Em suas conclusões, Andrade (2008, p. 143) escreveu:

Os professores pesquisados entendem planejamento como plano de ensino, ou seja, o documento elaborado com os conteúdos conceituais que serão ensinados durante o ano letivo, e não como um processo que deva ocorrer durante o ano todo a fim de refletir sobre o processo de ensino-aprendizagem fazendo previsões para sua atuação. [...] Para esses professores investigados, os planos de ensino servem como um roteiro orientador dos conteúdos conceituais que serão trabalhados e sua seqüência.

Lopes (1991, p. 42) aponta: “o planejamento do ensino tem-se apresentado como desvinculado da realidade social, caracterizando-se mais como uma ação mecânica e burocrática do professor, pouco contribuindo para elevar a qualidade da ação pedagógica desenvolvida no âmbito escolar”.

Na escola, ao mesmo tempo em que acontecem a transmissão e a reconstrução dos conhecimentos acumulados historicamente, também se propicia a produção de novos conhecimentos. Para Lopes (1991), somente com um trabalho intencional e comprometido, os docentes conseguirão ampliar e proporcionar aos alunos a elaboração de novos conhecimentos, a partir da compreensão da realidade na direção de transformá-la. Assim, a escola e a realidade histórico-social são intrinsecamente relacionadas.

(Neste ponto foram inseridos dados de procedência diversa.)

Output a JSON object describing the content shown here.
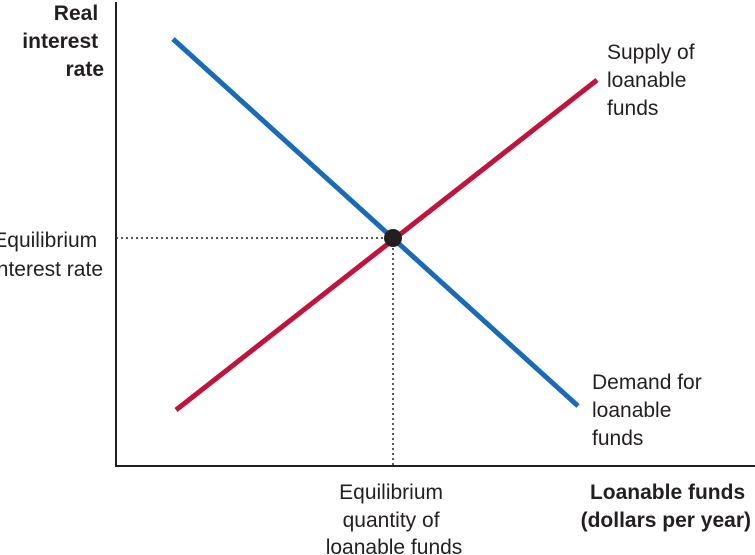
{
  "y_axis_label": [
    "Real",
    "interest",
    "rate"
  ],
  "x_axis_label": [
    "Loanable funds",
    "(dollars per year)"
  ],
  "supply_label": [
    "Supply of",
    "loanable",
    "funds"
  ],
  "demand_label": [
    "Demand for",
    "loanable",
    "funds"
  ],
  "equilibrium_rate_label": [
    "Equilibrium",
    "interest rate"
  ],
  "equilibrium_quantity_label": [
    "Equilibrium",
    "quantity of",
    "loanable funds"
  ],
  "colors": {
    "supply": "#c0143c",
    "demand": "#1a6bb5",
    "axis": "#231f20",
    "equilibrium_point": "#231f20"
  }
}
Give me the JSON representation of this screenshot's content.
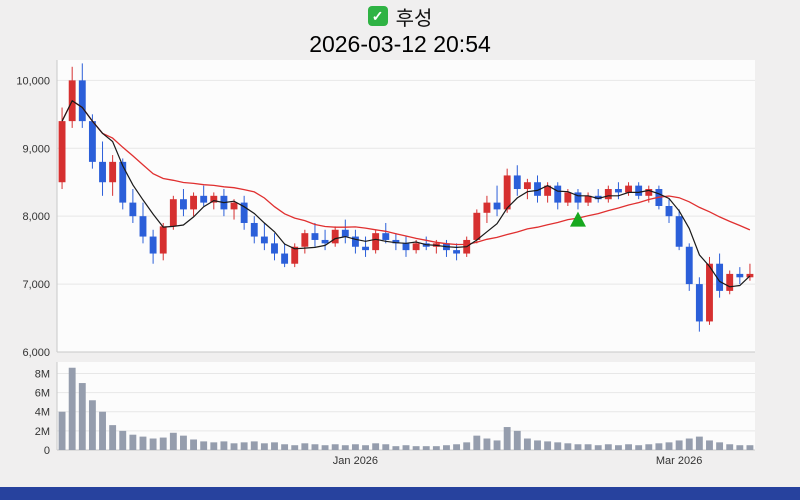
{
  "header": {
    "check_glyph": "✓",
    "title": "후성",
    "datetime": "2026-03-12 20:54"
  },
  "colors": {
    "up": "#d63030",
    "down": "#2b5fd9",
    "ma_fast": "#1a1a1a",
    "ma_slow": "#e03030",
    "volume": "#959dad",
    "grid": "#e7e7e7",
    "axis": "#c9c9c9",
    "tick_text": "#333333",
    "panel_bg": "#fcfcfc",
    "page_bg": "#f0efef",
    "marker": "#17a81e",
    "checkbox_bg": "#2fb344",
    "footer": "#27429e"
  },
  "chart_data": {
    "type": "candlestick+volume",
    "title": "후성",
    "subtitle": "2026-03-12 20:54",
    "ylim": [
      6000,
      10300
    ],
    "y_ticks": [
      {
        "value": 6000,
        "label": "6,000"
      },
      {
        "value": 7000,
        "label": "7,000"
      },
      {
        "value": 8000,
        "label": "8,000"
      },
      {
        "value": 9000,
        "label": "9,000"
      },
      {
        "value": 10000,
        "label": "10,000"
      }
    ],
    "volume_unit": "M",
    "volume_ylim": [
      0,
      9.2
    ],
    "volume_ticks": [
      {
        "value": 0,
        "label": "0"
      },
      {
        "value": 2,
        "label": "2M"
      },
      {
        "value": 4,
        "label": "4M"
      },
      {
        "value": 6,
        "label": "6M"
      },
      {
        "value": 8,
        "label": "8M"
      }
    ],
    "x_ticks": [
      {
        "index": 29,
        "label": "Jan 2026"
      },
      {
        "index": 61,
        "label": "Mar 2026"
      }
    ],
    "ma_fast_period": 5,
    "ma_slow_period": 20,
    "marker": {
      "index": 51,
      "price": 7950,
      "shape": "triangle-up"
    },
    "candles_format": [
      "open",
      "high",
      "low",
      "close",
      "volume_millions"
    ],
    "candles": [
      [
        8500,
        9600,
        8400,
        9400,
        4.0
      ],
      [
        9400,
        10200,
        9300,
        10000,
        8.6
      ],
      [
        10000,
        10250,
        9300,
        9400,
        7.0
      ],
      [
        9400,
        9500,
        8700,
        8800,
        5.2
      ],
      [
        8800,
        9100,
        8300,
        8500,
        4.0
      ],
      [
        8500,
        8900,
        8300,
        8800,
        2.6
      ],
      [
        8800,
        8850,
        8100,
        8200,
        2.0
      ],
      [
        8200,
        8400,
        7900,
        8000,
        1.6
      ],
      [
        8000,
        8200,
        7600,
        7700,
        1.4
      ],
      [
        7700,
        7800,
        7300,
        7450,
        1.2
      ],
      [
        7450,
        7900,
        7350,
        7850,
        1.3
      ],
      [
        7850,
        8300,
        7800,
        8250,
        1.8
      ],
      [
        8250,
        8400,
        8000,
        8100,
        1.5
      ],
      [
        8100,
        8350,
        8000,
        8300,
        1.1
      ],
      [
        8300,
        8450,
        8150,
        8200,
        0.9
      ],
      [
        8200,
        8350,
        8100,
        8300,
        0.8
      ],
      [
        8300,
        8400,
        8000,
        8100,
        0.9
      ],
      [
        8100,
        8250,
        7950,
        8200,
        0.7
      ],
      [
        8200,
        8300,
        7800,
        7900,
        0.8
      ],
      [
        7900,
        8000,
        7600,
        7700,
        0.9
      ],
      [
        7700,
        7900,
        7500,
        7600,
        0.7
      ],
      [
        7600,
        7750,
        7350,
        7450,
        0.8
      ],
      [
        7450,
        7600,
        7250,
        7300,
        0.6
      ],
      [
        7300,
        7600,
        7250,
        7550,
        0.5
      ],
      [
        7550,
        7800,
        7450,
        7750,
        0.7
      ],
      [
        7750,
        7900,
        7550,
        7650,
        0.6
      ],
      [
        7650,
        7800,
        7500,
        7600,
        0.5
      ],
      [
        7600,
        7850,
        7550,
        7800,
        0.6
      ],
      [
        7800,
        7950,
        7600,
        7700,
        0.5
      ],
      [
        7700,
        7800,
        7450,
        7550,
        0.6
      ],
      [
        7550,
        7700,
        7400,
        7500,
        0.5
      ],
      [
        7500,
        7800,
        7450,
        7750,
        0.7
      ],
      [
        7750,
        7900,
        7600,
        7650,
        0.6
      ],
      [
        7650,
        7750,
        7500,
        7600,
        0.4
      ],
      [
        7600,
        7700,
        7400,
        7500,
        0.5
      ],
      [
        7500,
        7650,
        7450,
        7600,
        0.4
      ],
      [
        7600,
        7700,
        7500,
        7550,
        0.4
      ],
      [
        7550,
        7650,
        7450,
        7600,
        0.4
      ],
      [
        7600,
        7650,
        7400,
        7500,
        0.5
      ],
      [
        7500,
        7600,
        7350,
        7450,
        0.6
      ],
      [
        7450,
        7700,
        7400,
        7650,
        0.8
      ],
      [
        7650,
        8100,
        7600,
        8050,
        1.5
      ],
      [
        8050,
        8300,
        7900,
        8200,
        1.2
      ],
      [
        8200,
        8450,
        8000,
        8100,
        1.0
      ],
      [
        8100,
        8700,
        8050,
        8600,
        2.4
      ],
      [
        8600,
        8750,
        8300,
        8400,
        2.0
      ],
      [
        8400,
        8550,
        8250,
        8500,
        1.2
      ],
      [
        8500,
        8600,
        8200,
        8300,
        1.0
      ],
      [
        8300,
        8500,
        8200,
        8450,
        0.9
      ],
      [
        8450,
        8500,
        8100,
        8200,
        0.8
      ],
      [
        8200,
        8400,
        8150,
        8350,
        0.7
      ],
      [
        8350,
        8400,
        8100,
        8200,
        0.6
      ],
      [
        8200,
        8350,
        8150,
        8300,
        0.6
      ],
      [
        8300,
        8400,
        8200,
        8250,
        0.5
      ],
      [
        8250,
        8450,
        8200,
        8400,
        0.6
      ],
      [
        8400,
        8500,
        8250,
        8350,
        0.5
      ],
      [
        8350,
        8500,
        8300,
        8450,
        0.6
      ],
      [
        8450,
        8500,
        8250,
        8300,
        0.5
      ],
      [
        8300,
        8450,
        8200,
        8400,
        0.6
      ],
      [
        8400,
        8450,
        8100,
        8150,
        0.7
      ],
      [
        8150,
        8250,
        7900,
        8000,
        0.8
      ],
      [
        8000,
        8100,
        7500,
        7550,
        1.0
      ],
      [
        7550,
        7600,
        6900,
        7000,
        1.2
      ],
      [
        7000,
        7100,
        6300,
        6450,
        1.4
      ],
      [
        6450,
        7400,
        6400,
        7300,
        1.0
      ],
      [
        7300,
        7450,
        6800,
        6900,
        0.8
      ],
      [
        6900,
        7200,
        6850,
        7150,
        0.6
      ],
      [
        7150,
        7250,
        7000,
        7100,
        0.5
      ],
      [
        7100,
        7300,
        7050,
        7150,
        0.5
      ]
    ]
  }
}
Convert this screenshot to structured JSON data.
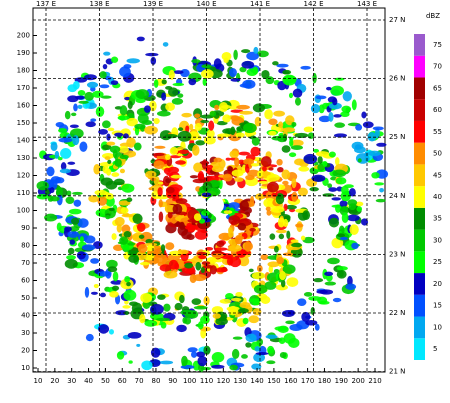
{
  "map": {
    "x_ticks": [
      10,
      20,
      30,
      40,
      50,
      60,
      70,
      80,
      90,
      100,
      110,
      120,
      130,
      140,
      150,
      160,
      170,
      180,
      190,
      200,
      210
    ],
    "y_ticks": [
      10,
      20,
      30,
      40,
      50,
      60,
      70,
      80,
      90,
      100,
      110,
      120,
      130,
      140,
      150,
      160,
      170,
      180,
      190,
      200
    ],
    "lon_labels": [
      "137 E",
      "138 E",
      "139 E",
      "140 E",
      "141 E",
      "142 E",
      "143 E"
    ],
    "lat_labels": [
      "27 N",
      "26 N",
      "25 N",
      "24 N",
      "23 N",
      "22 N",
      "21 N"
    ],
    "colorbar": {
      "unit": "dBZ",
      "ticks": [
        5,
        10,
        15,
        20,
        25,
        30,
        35,
        40,
        45,
        50,
        55,
        60,
        65,
        70,
        75
      ],
      "colors": [
        "#00e8ff",
        "#00a8f0",
        "#0050ff",
        "#0000c0",
        "#00ff00",
        "#00c800",
        "#008c00",
        "#ffff00",
        "#ffc800",
        "#ff8c00",
        "#ff0000",
        "#c80000",
        "#a00000",
        "#ff00ff",
        "#9a5acd"
      ]
    }
  }
}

Por fim, cabe notar que a autora faz também uma crítica à maneira como, nas escolas, os planejamentos são realizados, valorizando apenas uma dimensão tecnicista, “em nome da eficiência do ensino” (LOPES, 1991, p. 43). No seu entender:

O processo de planejamento em uma percepção crítica da educação extrapola a simples ação de elaborar um plano de ensino tecnicamente recomendável e passa a demonstrar o cuidado e o compromisso do professor em dar à sua matéria de ensino o direcionamento para o alcance das finalidades da educação, para a concretização do projeto pedagógico da escola e para o desenvolvimento de saberes fundamentais em seus alunos (LOPES, 1991, p. 44).